Recently, though, J&J has become enmeshed in a series of legal battles over its role in the opioid overdose epidemic in the U.S., and over alleged harms caused by its pelvic mesh and talc-based baby powder. The company has controversially sought to shield itself from tens of thousands of lawsuits involving the latter product by placing its potential liability within a corporate subsidiary, which it's put into bankruptcy protection.
By breaking itself in two, J&J is following a pattern that's seen many large pharmaceutical companies shift away from a conglomerate business model. Drugmakers had previously expanded into adjacent industries as a way to provide steadier revenue, but now see greater value in focusing more narrowly on higher-margin prescription medicines.
Pfizer, for instance, has merged its generic drugs unit with Mylan and spun its consumer health business into a joint venture with GlaxoSmithKline that will soon become an independent company. Merck & Co. last year said it would split its women's health and older drug products into a separate business. Novartis, which broke off its eye care business in 2019, recently announced it's considering a sale or separation of its generic drug unit Sandoz.
Outside of the pharmaceutical industry, General Electric, a similarly long-lived American corporation as J&J, also announced this week that it would separate its three primary divisions into separate companies.
J&J said the planned split is similarly aimed at better targeting its considerable resources. Each new company will have a financial profile that "more accurately reflects the strengths and opportunities of each business," J&J said.
"We believe that the new Johnson & Johnson and the New Consumer Health Company would each be able to more effectively allocate resources to deliver for patients and consumers, drive growth and unlock significant value," Duato said.
For J&J, that means a bigger push into drug research, an effort headed by investments into cancer and immunology that have been critical to the growth of its pharmaceutical business. Over the last decade, J&J made key deals for rights to the blood cancer drugs Imbruvica and Darzalex, each of which have become multibillion dollar products.
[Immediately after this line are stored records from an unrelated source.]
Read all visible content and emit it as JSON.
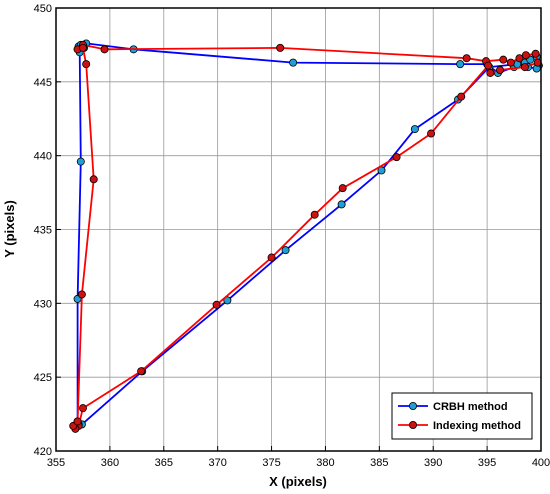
{
  "chart_data": {
    "type": "line",
    "title": "",
    "xlabel": "X (pixels)",
    "ylabel": "Y (pixels)",
    "xlim": [
      355,
      400
    ],
    "ylim": [
      420,
      450
    ],
    "xticks": [
      "355",
      "360",
      "365",
      "370",
      "375",
      "380",
      "385",
      "390",
      "395",
      "400"
    ],
    "yticks": [
      "420",
      "425",
      "430",
      "435",
      "440",
      "445",
      "450"
    ],
    "grid": true,
    "legend_position": "bottom-right",
    "series": [
      {
        "name": "CRBH method",
        "color": "#0000ff",
        "marker_color": "#1f9fd6",
        "points": [
          [
            357.1,
            447.4
          ],
          [
            357.3,
            447.5
          ],
          [
            357.6,
            447.3
          ],
          [
            357.8,
            447.6
          ],
          [
            362.2,
            447.2
          ],
          [
            377.0,
            446.3
          ],
          [
            392.5,
            446.2
          ],
          [
            395.0,
            446.2
          ],
          [
            396.0,
            445.6
          ],
          [
            397.5,
            446.0
          ],
          [
            398.5,
            446.3
          ],
          [
            399.0,
            446.5
          ],
          [
            399.6,
            446.7
          ],
          [
            399.8,
            446.1
          ],
          [
            399.6,
            445.9
          ],
          [
            398.8,
            446.0
          ],
          [
            397.8,
            446.2
          ],
          [
            395.2,
            446.0
          ],
          [
            392.3,
            443.8
          ],
          [
            388.3,
            441.8
          ],
          [
            385.2,
            439.0
          ],
          [
            381.5,
            436.7
          ],
          [
            376.3,
            433.6
          ],
          [
            370.9,
            430.2
          ],
          [
            363.0,
            425.4
          ],
          [
            357.4,
            421.8
          ],
          [
            357.1,
            421.8
          ],
          [
            357.0,
            422.0
          ],
          [
            357.0,
            430.3
          ],
          [
            357.3,
            439.6
          ],
          [
            357.2,
            447.0
          ]
        ]
      },
      {
        "name": "Indexing method",
        "color": "#ff0000",
        "marker_color": "#cc1111",
        "points": [
          [
            357.0,
            447.2
          ],
          [
            357.5,
            447.5
          ],
          [
            359.5,
            447.2
          ],
          [
            375.8,
            447.3
          ],
          [
            393.1,
            446.6
          ],
          [
            394.9,
            446.4
          ],
          [
            396.5,
            446.5
          ],
          [
            397.2,
            446.3
          ],
          [
            398.0,
            446.6
          ],
          [
            398.6,
            446.8
          ],
          [
            399.5,
            446.9
          ],
          [
            399.7,
            446.3
          ],
          [
            398.5,
            446.0
          ],
          [
            396.2,
            445.8
          ],
          [
            395.3,
            445.6
          ],
          [
            395.1,
            446.1
          ],
          [
            392.6,
            444.0
          ],
          [
            389.8,
            441.5
          ],
          [
            386.6,
            439.9
          ],
          [
            381.6,
            437.8
          ],
          [
            379.0,
            436.0
          ],
          [
            375.0,
            433.1
          ],
          [
            369.9,
            429.9
          ],
          [
            362.9,
            425.4
          ],
          [
            357.5,
            422.9
          ],
          [
            357.1,
            421.7
          ],
          [
            356.8,
            421.5
          ],
          [
            356.6,
            421.7
          ],
          [
            357.0,
            422.0
          ],
          [
            357.4,
            430.6
          ],
          [
            358.5,
            438.4
          ],
          [
            357.8,
            446.2
          ],
          [
            357.5,
            447.3
          ]
        ]
      }
    ]
  }
}
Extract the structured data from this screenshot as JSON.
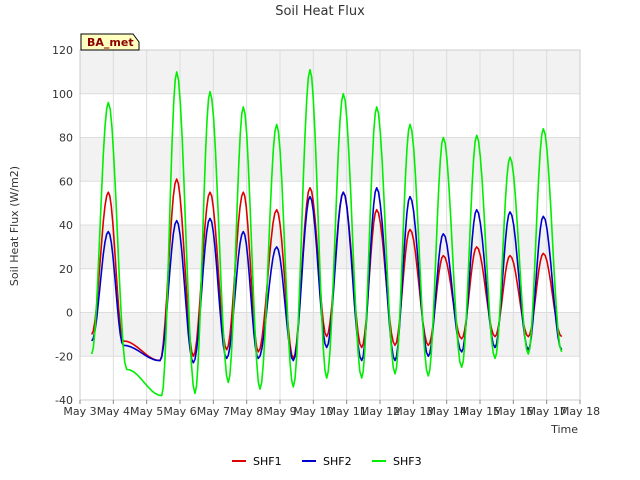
{
  "chart_data": {
    "type": "line",
    "title": "Soil Heat Flux",
    "xlabel": "Time",
    "ylabel": "Soil Heat Flux (W/m2)",
    "ylim": [
      -40,
      120
    ],
    "yticks": [
      -40,
      -20,
      0,
      20,
      40,
      60,
      80,
      100,
      120
    ],
    "xlim": [
      0,
      15
    ],
    "xticks": [
      0,
      1,
      2,
      3,
      4,
      5,
      6,
      7,
      8,
      9,
      10,
      11,
      12,
      13,
      14,
      15
    ],
    "xtick_labels": [
      "May 3",
      "May 4",
      "May 5",
      "May 6",
      "May 7",
      "May 8",
      "May 9",
      "May 10",
      "May 11",
      "May 12",
      "May 13",
      "May 14",
      "May 15",
      "May 16",
      "May 17",
      "May 18"
    ],
    "badge": "BA_met",
    "grid": true,
    "shaded_bands": true,
    "legend_position": "bottom-center",
    "series": [
      {
        "name": "SHF1",
        "color": "#dd0000",
        "start": 0.35,
        "end": 14.45,
        "peaks": [
          [
            0.85,
            55
          ],
          [
            2.9,
            61
          ],
          [
            3.9,
            55
          ],
          [
            4.9,
            55
          ],
          [
            5.9,
            47
          ],
          [
            6.9,
            57
          ],
          [
            7.9,
            55
          ],
          [
            8.9,
            47
          ],
          [
            9.9,
            38
          ],
          [
            10.9,
            26
          ],
          [
            11.9,
            30
          ],
          [
            12.9,
            26
          ],
          [
            13.9,
            27
          ]
        ],
        "troughs": [
          [
            0.35,
            -10
          ],
          [
            1.3,
            -13
          ],
          [
            2.4,
            -22
          ],
          [
            3.4,
            -20
          ],
          [
            4.4,
            -17
          ],
          [
            5.35,
            -18
          ],
          [
            6.4,
            -21
          ],
          [
            7.4,
            -11
          ],
          [
            8.45,
            -16
          ],
          [
            9.45,
            -15
          ],
          [
            10.45,
            -15
          ],
          [
            11.45,
            -12
          ],
          [
            12.45,
            -11
          ],
          [
            13.45,
            -11
          ],
          [
            14.45,
            -11
          ]
        ]
      },
      {
        "name": "SHF2",
        "color": "#0000cc",
        "start": 0.35,
        "end": 14.45,
        "peaks": [
          [
            0.85,
            37
          ],
          [
            2.9,
            42
          ],
          [
            3.9,
            43
          ],
          [
            4.9,
            37
          ],
          [
            5.9,
            30
          ],
          [
            6.9,
            53
          ],
          [
            7.9,
            55
          ],
          [
            8.9,
            57
          ],
          [
            9.9,
            53
          ],
          [
            10.9,
            36
          ],
          [
            11.9,
            47
          ],
          [
            12.9,
            46
          ],
          [
            13.9,
            44
          ]
        ],
        "troughs": [
          [
            0.35,
            -13
          ],
          [
            1.3,
            -15
          ],
          [
            2.4,
            -22
          ],
          [
            3.4,
            -23
          ],
          [
            4.4,
            -21
          ],
          [
            5.35,
            -21
          ],
          [
            6.4,
            -22
          ],
          [
            7.4,
            -16
          ],
          [
            8.45,
            -22
          ],
          [
            9.45,
            -22
          ],
          [
            10.45,
            -20
          ],
          [
            11.45,
            -18
          ],
          [
            12.45,
            -16
          ],
          [
            13.45,
            -17
          ],
          [
            14.45,
            -17
          ]
        ]
      },
      {
        "name": "SHF3",
        "color": "#00ee00",
        "start": 0.35,
        "end": 14.45,
        "peaks": [
          [
            0.85,
            96
          ],
          [
            2.9,
            110
          ],
          [
            3.9,
            101
          ],
          [
            4.9,
            94
          ],
          [
            5.9,
            86
          ],
          [
            6.9,
            111
          ],
          [
            7.9,
            100
          ],
          [
            8.9,
            94
          ],
          [
            9.9,
            86
          ],
          [
            10.9,
            80
          ],
          [
            11.9,
            81
          ],
          [
            12.9,
            71
          ],
          [
            13.9,
            84
          ]
        ],
        "troughs": [
          [
            0.35,
            -19
          ],
          [
            1.4,
            -26
          ],
          [
            2.45,
            -38
          ],
          [
            3.45,
            -37
          ],
          [
            4.45,
            -32
          ],
          [
            5.4,
            -35
          ],
          [
            6.4,
            -34
          ],
          [
            7.4,
            -30
          ],
          [
            8.45,
            -30
          ],
          [
            9.45,
            -28
          ],
          [
            10.45,
            -29
          ],
          [
            11.45,
            -25
          ],
          [
            12.45,
            -21
          ],
          [
            13.45,
            -19
          ],
          [
            14.45,
            -18
          ]
        ]
      }
    ]
  }
}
The company has also shown interest in cell and gene therapies, most notably a multiple myeloma treatment that could soon win approval from regulators. All told, the prescription drug business and the medical device unit, which sells orthopedics, surgical tools and other products, are expected to generate $77 billion in sales this year. Separating from consumer health would help "accelerate" experimental products within each of them, J&J said.
J&J intends to have the structure of its consumer health business outlined by the end of 2022. As a standalone business, it is projected to generate about $15 billion in revenue in 2021.